From the matrix of memory, Szirtes veers into the subconscious realm of dreams in the section “The Dream Hotel.” Like watching the swiftly moving landscape from behind a car window, the poems in the section are narrative flashes of colors and visions in which people and places are temporarily invented before being replaced. Stylistically, Szirtes expands his range and does not maintain a fixed rhyme scheme or length (except in the “Black Sea Sonnets” portion). The poems are as much revealed by their colors as they are concealed, for they are dynamic and constantly change direction just like the mind. Szirtes begins “Turquoise”:
Good to have reached the turquoise age. Not green
not blue but something in between, this
smoky crystalline concentration, clean
as an iceberg, astringent as the kiss
of water on iron
and three stanzas later has changed the meditation entirely: “Our knees are stiff, getting up is a pain. / We take care of our bowels, eat sensibly, / nothing too spicy after nine.” In the realm of Technicolor dreams, Szirtes places himself back into the subconscious of humanity after the purging of his memory-tortured soul in the previous section. Ever in control of the scene, Szirtes allows the reader glimpses into the lives of others before fast-forwarding the extensive poetic movie he is creating, such as in “Zoë and Neil” when he writes with startling precision, “After the baby died it was as if her heart / had been drawn out on a string through her eyes, / and there was no more rest for them, together or apart.” Not only is Szirtes able to capture his personal pain, but he convincingly inserts his voice into the vast canvas of humanity.

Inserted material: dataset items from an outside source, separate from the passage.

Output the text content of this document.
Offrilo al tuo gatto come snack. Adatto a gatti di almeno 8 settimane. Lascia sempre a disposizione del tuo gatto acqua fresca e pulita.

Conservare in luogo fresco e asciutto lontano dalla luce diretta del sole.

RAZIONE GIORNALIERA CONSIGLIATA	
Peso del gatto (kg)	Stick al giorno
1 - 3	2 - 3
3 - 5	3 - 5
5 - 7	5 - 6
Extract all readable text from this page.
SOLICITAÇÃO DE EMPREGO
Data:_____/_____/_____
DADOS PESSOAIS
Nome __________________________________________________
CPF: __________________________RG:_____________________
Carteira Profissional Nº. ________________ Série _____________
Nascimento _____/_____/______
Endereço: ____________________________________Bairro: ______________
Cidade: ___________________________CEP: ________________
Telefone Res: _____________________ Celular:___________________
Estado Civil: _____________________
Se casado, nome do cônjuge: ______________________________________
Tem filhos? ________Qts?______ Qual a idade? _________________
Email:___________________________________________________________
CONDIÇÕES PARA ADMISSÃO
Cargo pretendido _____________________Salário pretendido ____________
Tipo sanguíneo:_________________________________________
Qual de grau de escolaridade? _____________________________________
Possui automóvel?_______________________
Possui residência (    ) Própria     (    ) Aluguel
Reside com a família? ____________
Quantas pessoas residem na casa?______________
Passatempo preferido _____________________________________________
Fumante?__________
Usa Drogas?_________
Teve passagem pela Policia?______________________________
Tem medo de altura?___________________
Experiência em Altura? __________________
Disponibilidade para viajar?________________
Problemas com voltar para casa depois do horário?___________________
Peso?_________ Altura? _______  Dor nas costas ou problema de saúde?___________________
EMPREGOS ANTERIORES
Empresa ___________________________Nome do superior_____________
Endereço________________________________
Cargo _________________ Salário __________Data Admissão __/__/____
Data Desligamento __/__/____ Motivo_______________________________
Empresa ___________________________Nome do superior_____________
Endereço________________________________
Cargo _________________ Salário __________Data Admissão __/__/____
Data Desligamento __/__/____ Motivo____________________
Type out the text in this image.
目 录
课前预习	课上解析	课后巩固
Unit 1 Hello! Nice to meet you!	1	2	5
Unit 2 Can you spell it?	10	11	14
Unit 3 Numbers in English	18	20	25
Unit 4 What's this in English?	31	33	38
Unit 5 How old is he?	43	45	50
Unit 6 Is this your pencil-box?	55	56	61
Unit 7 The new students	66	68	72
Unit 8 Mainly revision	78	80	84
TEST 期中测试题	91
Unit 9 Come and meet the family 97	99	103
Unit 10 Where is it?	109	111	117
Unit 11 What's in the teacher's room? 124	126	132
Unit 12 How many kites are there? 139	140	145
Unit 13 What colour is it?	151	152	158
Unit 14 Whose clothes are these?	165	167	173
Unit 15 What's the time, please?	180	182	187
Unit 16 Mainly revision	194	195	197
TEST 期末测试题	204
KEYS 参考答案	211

The final section, “Accounts,” includes the final kaleidoscope of poems that vary from each other in tone and style. Szirtes shows his versatility in writing on subjects ranging from an art exhibit to a characterization of mythical personalities in “The Morpheus Annotations,” and the sardonic prophecy in the poems of “Decades.” He even reveals his sense of humor in “The Glove Puppet's Inquisition”: “Fancy having a hand up your backside / all your life! To be so filled with Hand / that hand is all and all. / This is a religious proposition.”
With such a diversity of subjects and tones, it is difficult to accurately classify George Szirtes's latest collection; however, the power of memory and its repercussions are undercurrents throughout the very different sections of poetry. Though his familial recollections are sometimes painful, Szirtes writes each poem as a tribute to the past carved in the perspective of the present. His reel of images constantly rotates with flashing images, but he is able to maintain a sense of reality in these recollections, for as he reveals in the title poem, “Here I find lost bits of my heart.”